3. **ARC Challenge, HellaSwag, WinoGrande (Lower Performers):** These three tasks (dark blue diamond, star, plus) show the slowest growth. They often start at or below zero normalized accuracy. They begin to rise noticeably only after 1B-2B tokens and reach final values between ~0.0 and ~0.25, with significant variance between tasks and model sizes. HellaSwag (star) often shows the lowest performance.
* **Model Size Comparison:** Larger models (2.8B, 6.9B) generally achieve slightly higher final accuracy on these functional tasks than the 1B model, but the overall shape of the learning curves is consistent.

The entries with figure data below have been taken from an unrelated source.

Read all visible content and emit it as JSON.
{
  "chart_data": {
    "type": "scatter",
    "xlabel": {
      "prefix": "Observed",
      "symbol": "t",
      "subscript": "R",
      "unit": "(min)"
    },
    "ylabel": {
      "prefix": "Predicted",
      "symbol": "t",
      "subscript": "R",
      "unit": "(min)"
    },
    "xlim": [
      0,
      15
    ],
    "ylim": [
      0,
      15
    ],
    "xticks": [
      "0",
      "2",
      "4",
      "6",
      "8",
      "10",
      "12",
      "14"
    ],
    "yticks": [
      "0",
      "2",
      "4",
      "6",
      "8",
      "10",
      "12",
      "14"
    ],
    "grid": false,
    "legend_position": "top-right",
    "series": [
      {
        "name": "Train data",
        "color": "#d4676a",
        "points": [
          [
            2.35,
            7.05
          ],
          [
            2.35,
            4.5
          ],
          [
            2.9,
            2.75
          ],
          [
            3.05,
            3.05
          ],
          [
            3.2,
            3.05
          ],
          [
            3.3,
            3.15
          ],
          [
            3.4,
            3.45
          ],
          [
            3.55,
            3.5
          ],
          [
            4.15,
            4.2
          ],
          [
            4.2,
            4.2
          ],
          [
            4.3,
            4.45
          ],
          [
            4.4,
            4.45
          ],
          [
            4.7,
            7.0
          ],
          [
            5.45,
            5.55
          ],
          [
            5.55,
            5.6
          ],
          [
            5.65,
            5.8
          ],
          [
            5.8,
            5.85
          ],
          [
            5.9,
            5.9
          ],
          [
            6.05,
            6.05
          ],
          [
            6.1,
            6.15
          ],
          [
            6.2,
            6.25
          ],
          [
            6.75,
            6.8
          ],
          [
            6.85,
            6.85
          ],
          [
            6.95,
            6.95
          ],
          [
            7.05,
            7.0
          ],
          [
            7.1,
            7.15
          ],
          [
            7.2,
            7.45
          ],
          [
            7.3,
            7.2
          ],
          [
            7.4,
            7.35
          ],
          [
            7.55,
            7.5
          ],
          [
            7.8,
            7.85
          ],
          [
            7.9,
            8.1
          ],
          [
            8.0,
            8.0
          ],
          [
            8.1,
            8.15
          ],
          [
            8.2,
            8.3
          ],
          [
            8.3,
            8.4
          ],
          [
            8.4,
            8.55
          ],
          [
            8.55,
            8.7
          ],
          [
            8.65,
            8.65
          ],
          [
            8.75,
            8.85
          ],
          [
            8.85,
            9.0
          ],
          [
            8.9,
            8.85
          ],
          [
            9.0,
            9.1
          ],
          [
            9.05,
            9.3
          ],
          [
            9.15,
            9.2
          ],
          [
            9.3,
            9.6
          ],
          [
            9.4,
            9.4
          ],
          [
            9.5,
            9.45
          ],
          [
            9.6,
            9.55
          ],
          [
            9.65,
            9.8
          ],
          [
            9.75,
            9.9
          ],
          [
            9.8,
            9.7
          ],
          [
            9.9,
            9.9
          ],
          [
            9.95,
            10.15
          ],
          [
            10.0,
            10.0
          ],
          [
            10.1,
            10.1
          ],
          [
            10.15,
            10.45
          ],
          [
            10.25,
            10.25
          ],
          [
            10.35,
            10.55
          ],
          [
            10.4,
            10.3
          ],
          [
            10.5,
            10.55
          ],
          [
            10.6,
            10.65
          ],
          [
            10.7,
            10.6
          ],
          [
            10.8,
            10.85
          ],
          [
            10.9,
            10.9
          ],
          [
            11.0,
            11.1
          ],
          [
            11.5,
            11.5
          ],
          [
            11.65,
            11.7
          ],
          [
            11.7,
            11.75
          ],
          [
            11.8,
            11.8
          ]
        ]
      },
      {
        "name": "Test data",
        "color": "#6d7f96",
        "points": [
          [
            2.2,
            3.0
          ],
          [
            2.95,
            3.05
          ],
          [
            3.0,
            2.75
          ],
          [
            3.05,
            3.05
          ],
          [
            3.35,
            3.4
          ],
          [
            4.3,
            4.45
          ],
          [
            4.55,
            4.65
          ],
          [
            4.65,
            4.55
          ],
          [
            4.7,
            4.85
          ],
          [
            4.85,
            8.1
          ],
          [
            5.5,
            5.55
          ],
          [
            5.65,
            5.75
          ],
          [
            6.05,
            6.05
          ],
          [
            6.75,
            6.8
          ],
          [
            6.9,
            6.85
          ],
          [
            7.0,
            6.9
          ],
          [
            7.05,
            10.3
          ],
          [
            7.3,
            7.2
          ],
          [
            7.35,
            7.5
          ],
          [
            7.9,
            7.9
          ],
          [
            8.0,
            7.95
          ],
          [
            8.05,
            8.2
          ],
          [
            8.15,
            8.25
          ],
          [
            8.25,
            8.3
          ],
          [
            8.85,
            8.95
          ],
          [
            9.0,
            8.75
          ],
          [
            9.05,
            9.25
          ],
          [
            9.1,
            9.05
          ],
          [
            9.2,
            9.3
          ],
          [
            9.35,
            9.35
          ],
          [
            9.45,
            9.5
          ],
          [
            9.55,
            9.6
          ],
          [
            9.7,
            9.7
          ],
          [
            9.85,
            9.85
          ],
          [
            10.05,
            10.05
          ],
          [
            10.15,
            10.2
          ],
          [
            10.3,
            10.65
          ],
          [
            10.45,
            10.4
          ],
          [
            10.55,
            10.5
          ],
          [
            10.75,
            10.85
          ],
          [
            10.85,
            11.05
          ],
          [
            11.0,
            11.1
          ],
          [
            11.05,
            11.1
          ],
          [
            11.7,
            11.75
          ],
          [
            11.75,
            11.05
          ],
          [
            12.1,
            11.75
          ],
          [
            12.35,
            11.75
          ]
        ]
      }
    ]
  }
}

* **5-Model Aggregate (Panel d):** This chart includes shaded error bands, indicating variance across the five models. The "5.6% of training time" annotation highlights that the initial, low-performance phase constitutes a small fraction of the total training budget before significant gains are observed.
### Key Observations
1. **Phase Transition:** A dramatic, synchronized phase transition occurs for *all* benchmarks (both formal and functional) between 512M and 4B training tokens. This suggests a critical point in training where fundamental capabilities are acquired.
2. **Competence Dichotomy:** There is a clear separation between "Formal Competence" (linguistic syntax/grammar tasks like BLiMP, SyntaxGym) and "Functional Competence" (reasoning/knowledge tasks like ARC, PIQA). Formal competence is mastered quickly and to a high level after the phase transition, while functional competence improves more gradually and plateaus at lower levels.
3. **Task Difficulty Spectrum:** Within functional competence, a clear hierarchy of difficulty is evident, with ARC-Easy/PIQA being "easier" than Social-IQA, which is easier than ARC Challenge/HellaSwag/WinoGrande.
4. **Scalability:** The patterns are remarkably consistent across model sizes (1B to 6.9B parameters), indicating that these learning dynamics are a property of the training process and data, not just model scale. Larger models show modest performance gains but follow the same trajectory.
### Interpretation
The data demonstrates a fundamental characteristic of large language model training: **capability acquisition is not linear**. Models spend a significant portion of early training (the first ~5.6% of tokens, up to ~16B) in a low-competence state, building basic statistical regularities. Then, a rapid phase transition occurs where core linguistic (formal) and reasoning (functional) abilities emerge almost simultaneously across a wide range of benchmarks.
The stark difference between the high, flat plateaus of formal competence and the lower, still-rising curves of functional competence suggests that mastering syntactic structure is a prerequisite that is achieved relatively "easily" once sufficient data is seen. In contrast, the knowledge and complex reasoning required for functional tasks are harder to acquire and may continue to improve with even more data or different training approaches. The consistency across model sizes implies these are robust phenomena in the scaling of transformer-based LMs trained on natural language corpora. The charts effectively argue that "more data" leads to a predictable, non-linear unlocking of capabilities, with different skill sets emerging on different timelines.